The Electronic Frontier Foundation has announced the winners of this year’s Pioneer Award (rechristened the “Barlow” in honor of EFF co-founder John Perry Barlow: sf writer William Gibson, anthropologist danah boyd, and activists Oakland Privacy.
The Barlows will be awarded at a ceremony in San Francisco on Sept 12, emceed by Adam “Mythbusters” Savage. Tickets for the Pioneer Awards are $65 for current EFF members, or $75 for non-members.
I’ll be there!
danah boyd has consistently been one of the world’s smartest researchers, thinkers, and writers about how technology impacts society, especially for teens and young people. Currently, boyd is focused on detecting and mitigating vulnerabilities in sociotechnical systems. To better understand these vulnerabilities, boyd has been examining the challenges surrounding the 2020 U.S. Census. In 2013, boyd created Data & Society, an independent nonprofit research institute that is committed to identifying thorny problems at the intersection of technology, culture, and community, and advances understanding of the implications of data technologies and automation. danah’s most recent books—“It’s Complicated: The Social Lives of Networked Teens” and “Participatory Culture in a Networked Age”—examine the intersection of everyday life and social media, and have helped families around the world navigate technologies like Facebook, Twitter, YouTube, and Instagram. In addition to her work as a partner researcher at Data & Society, boyd is also Principal Researcher at Microsoft Research and a Visiting Professor at New York University.

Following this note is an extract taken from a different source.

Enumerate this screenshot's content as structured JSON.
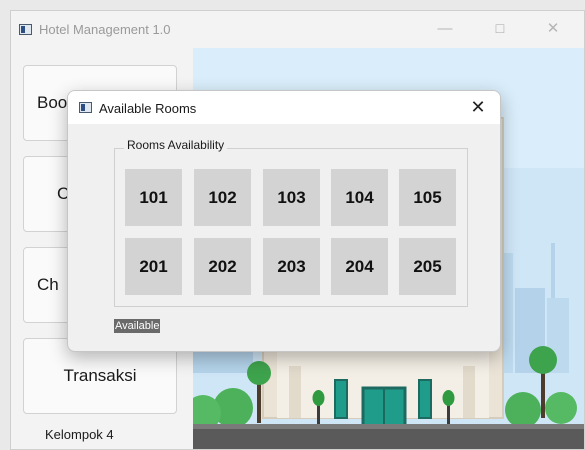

William Gibson coined the term “cyberspace.” Neuromancer, his first novel, won the Hugo Award, the Nebula Award, and the Philip K. Dick Award in 1984, and is a groundbreaking portrayal of an unforgiving high-tech future with heroes that are thoroughly flawed human beings who nonetheless resist corporate power by seizing the means of computation. His work presents an incisive look at how technology shapes identity, with sharp, prescient depictions of everything from reality TV to wearable computers. Gibson’s canon includes such New York Times bestsellers as the Sprawl trilogy, the Bridge trilogy, the Blue Ant trilogy, and The Peripheral. Gibson’s newest novel, Agency, will be published in January of 2020.
Oakland Privacy is the group behind many influential anti-surveillance fights in Oakland, California and beyond. Oakland Privacy was born in 2013 when activists discovered a Homeland Security project called the Domain Awareness Center (DAC). DAC was meant to be an Oakland-wide surveillance gauntlet—with cameras, microphones, license plate readers—and a local data center to put it all together. But after Oakland Privacy led a ten-month campaign of opposition, the DAC was finally cancelled. Later, Oakland Privacy was one of the primary organizations behind the Oakland City Council’s creation of the first municipal privacy commission in the country, and then continued to be instrumental in bolstering opposition to surveillance around the San Francisco Bay Area and across the United States. For example, Oakland Privacy helped develop a comprehensive surveillance transparency regulatory law mandating use policies, civil rights impact reports, and annual audits, and pushed for its passage in multiple jurisdictions. The model is now in use in three Bay Area cities and other jurisdictions like Seattle, Nashville, and Cambridge, Massachusetts. Most recently, Oakland Privacy successfully worked to ban facial recognition in San Francisco and Oakland—two of the three cities in the country to enact such a ban.